Se foste disposti a riflettere insieme a noi con onestà, vi accorgereste subito che l’istinto non è però una prerogativa degli animali: noi umani, infatti, ne portiamo massicciamente i segni addosso, anche se non tutti vedono ciò di buon occhio. D’istinto, di pancia, a pelle riconosciamo affinità emotive, intellettuali, caratteriali con gli altri; allo stesso modo prendiamo decisioni scomode, che ci piacerebbe delegare; ancora d’istinto compiamo il gesto più naturale e primordiale… ci innamoriamo; e indovinate un po’, è sempre di istinto che esterniamo le nostre sensazioni più intime e recondite, che altrimenti rimarrebbero imprigionate sotto il velo del perbenismo e del “non si conviene, non è opportuno, non sta bene”.
Ci siamo chiesti come questo concetto vada declinato: l’istinto è una qualità da custodire e sviluppare oppure va demonizzato, temuto e rinnegato? Significa genuinità oppure avventatezza, incapacità di trattenersi? Quante volte sentiamo dire e magari abbiamo detto, con tono di rimprovero e arricciando enfaticamente il naso, “Ha sbagliato, ha agito di istinto, SENZA RAGIONARE”. Quindi l’istinto diventa nemico della ragione, sua negazione.
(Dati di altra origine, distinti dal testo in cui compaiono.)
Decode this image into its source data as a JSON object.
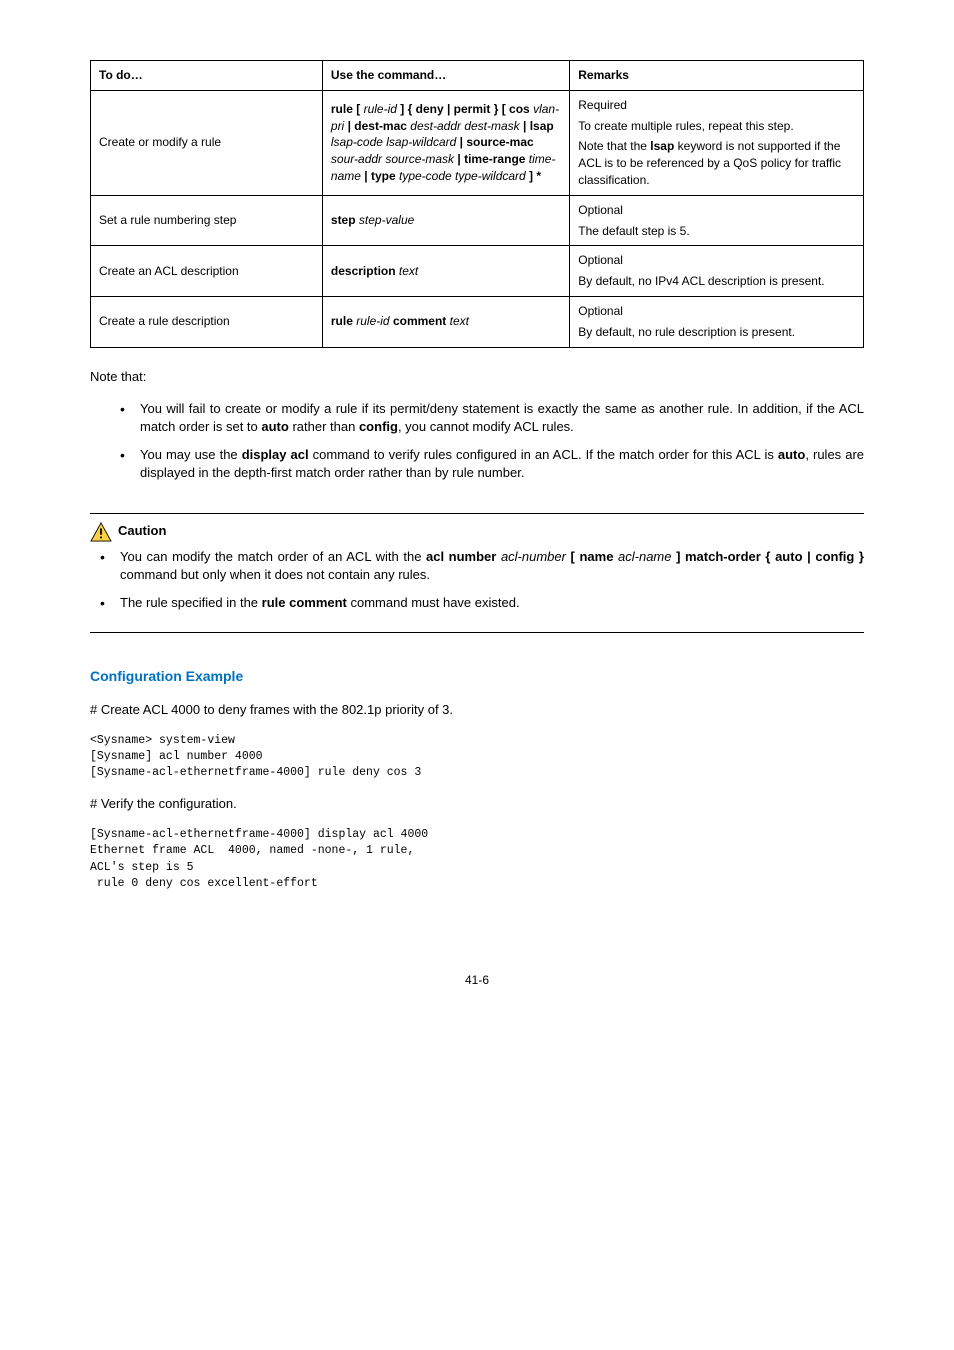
{
  "table": {
    "headers": [
      "To do…",
      "Use the command…",
      "Remarks"
    ],
    "rows": [
      {
        "todo": "Create or modify a rule",
        "cmd_parts": {
          "w1": "rule",
          "w2": "rule-id",
          "w3": "deny",
          "w4": "permit",
          "w5": "cos",
          "w6": "vlan-pri",
          "w7": "dest-mac",
          "w8": "dest-addr dest-mask",
          "w9": "lsap",
          "w10": "lsap-code lsap-wildcard",
          "w11": "source-mac",
          "w12": "sour-addr source-mask",
          "w13": "time-range",
          "w14": "time-name",
          "w15": "type",
          "w16": "type-code type-wildcard"
        },
        "remarks_p1": "Required",
        "remarks_p2": "To create multiple rules, repeat this step.",
        "remarks_p3a": "Note that the ",
        "remarks_p3b": "lsap",
        "remarks_p3c": " keyword is not supported if the ACL is to be referenced by a QoS policy for traffic classification."
      },
      {
        "todo": "Set a rule numbering step",
        "cmd_w1": "step",
        "cmd_w2": "step-value",
        "remarks_p1": "Optional",
        "remarks_p2": "The default step is 5."
      },
      {
        "todo": "Create an ACL description",
        "cmd_w1": "description",
        "cmd_w2": "text",
        "remarks_p1": "Optional",
        "remarks_p2": "By default, no IPv4 ACL description is present."
      },
      {
        "todo": "Create a rule description",
        "cmd_w1": "rule",
        "cmd_w2": "rule-id",
        "cmd_w3": "comment",
        "cmd_w4": "text",
        "remarks_p1": "Optional",
        "remarks_p2": "By default, no rule description is present."
      }
    ]
  },
  "note_intro": "Note that:",
  "note_items": [
    {
      "t1": "You will fail to create or modify a rule if its permit/deny statement is exactly the same as another rule. In addition, if the ACL match order is set to ",
      "b1": "auto",
      "t2": " rather than ",
      "b2": "config",
      "t3": ", you cannot modify ACL rules."
    },
    {
      "t1": "You may use the ",
      "b1": "display acl",
      "t2": " command to verify rules configured in an ACL. If the match order for this ACL is ",
      "b2": "auto",
      "t3": ", rules are displayed in the depth-first match order rather than by rule number."
    }
  ],
  "caution": {
    "label": "Caution",
    "items": [
      {
        "t1": "You can modify the match order of an ACL with the ",
        "seg_b1": "acl number ",
        "seg_i1": "acl-number",
        "seg_b2": " [ ",
        "seg_b3": "name ",
        "seg_i2": "acl-name",
        "seg_b4": " ] match-order",
        "seg_b5": " { ",
        "seg_b6": "auto",
        "seg_b7": " | ",
        "seg_b8": "config",
        "seg_b9": " }",
        "t2": " command but only when it does not contain any rules."
      },
      {
        "t1": "The rule specified in the ",
        "b1": "rule comment",
        "t2": " command must have existed."
      }
    ]
  },
  "example": {
    "heading": "Configuration Example",
    "step1": "# Create ACL 4000 to deny frames with the 802.1p priority of 3.",
    "code1": "<Sysname> system-view\n[Sysname] acl number 4000\n[Sysname-acl-ethernetframe-4000] rule deny cos 3",
    "step2": "# Verify the configuration.",
    "code2": "[Sysname-acl-ethernetframe-4000] display acl 4000\nEthernet frame ACL  4000, named -none-, 1 rule,\nACL's step is 5\n rule 0 deny cos excellent-effort"
  },
  "page": "41-6"
}
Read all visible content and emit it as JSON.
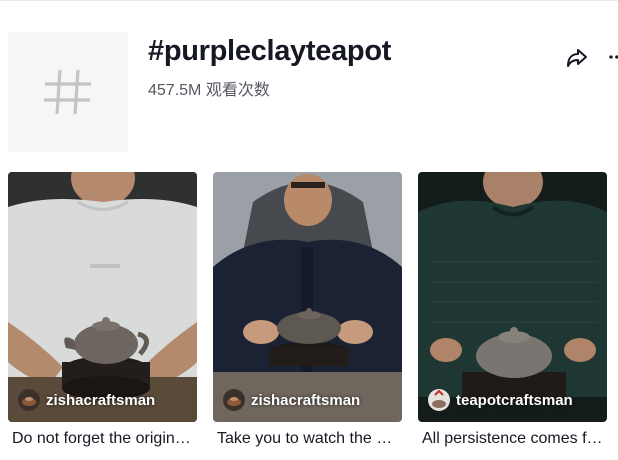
{
  "hashtag": {
    "title": "#purpleclayteapot",
    "views": "457.5M 观看次数",
    "icon": "hashtag-icon"
  },
  "actions": {
    "share_icon": "share-icon",
    "more_icon": "more-icon"
  },
  "videos": [
    {
      "author": "zishacraftsman",
      "caption": "Do not forget the original intention",
      "shirt_color": "#d9dcdb",
      "bg_color": "#2a2c2c"
    },
    {
      "author": "zishacraftsman",
      "caption": "Take you to watch the making",
      "shirt_color": "#1b2233",
      "bg_color": "#9ea3a8"
    },
    {
      "author": "teapotcraftsman",
      "caption": "All persistence comes from love",
      "shirt_color": "#1f3733",
      "bg_color": "#16201f"
    }
  ]
}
E se invece interpretassimo l’istinto come una facoltà, una capacità di cui tutti siamo stati dotati? Pensiamoci bene: l’istinto è la quintessenza della meritocrazia perché è gratuito ed è stato distribuito in porzioni uguali a tutti; sta a noi capire se vogliamo farvi ricorso, con quale modalità e in che percentuale.
Istinto come ferinità oppure istinto come matrice creativa e metodo di indagine e di conoscenza. Una scelta di campo alla quale noi di giovanINscena, in particolare, non potevamo sottrarci. Durante il corso, grazie al corso, abbiamo scoperto gradualmente tutti insieme che senza l’istinto il nostro percorso artistico sarebbe rimasto insipido. Ma ci è costato caro: per agire d’istinto ci siamo dovuti fidare, abbiamo dovuto abbandonare la carcassa di filtri, condizionamenti sociali e sovrastrutture mentali che più o meno consapevolmente ci portavamo appresso. Ci siamo guardati con indulgenza, abbiamo represso la malevola abitudine di autosabotarci e sminuirci, abbiamo imparato ad apprezzarci, spalleggiandoci e canzonandoci con tenerezza.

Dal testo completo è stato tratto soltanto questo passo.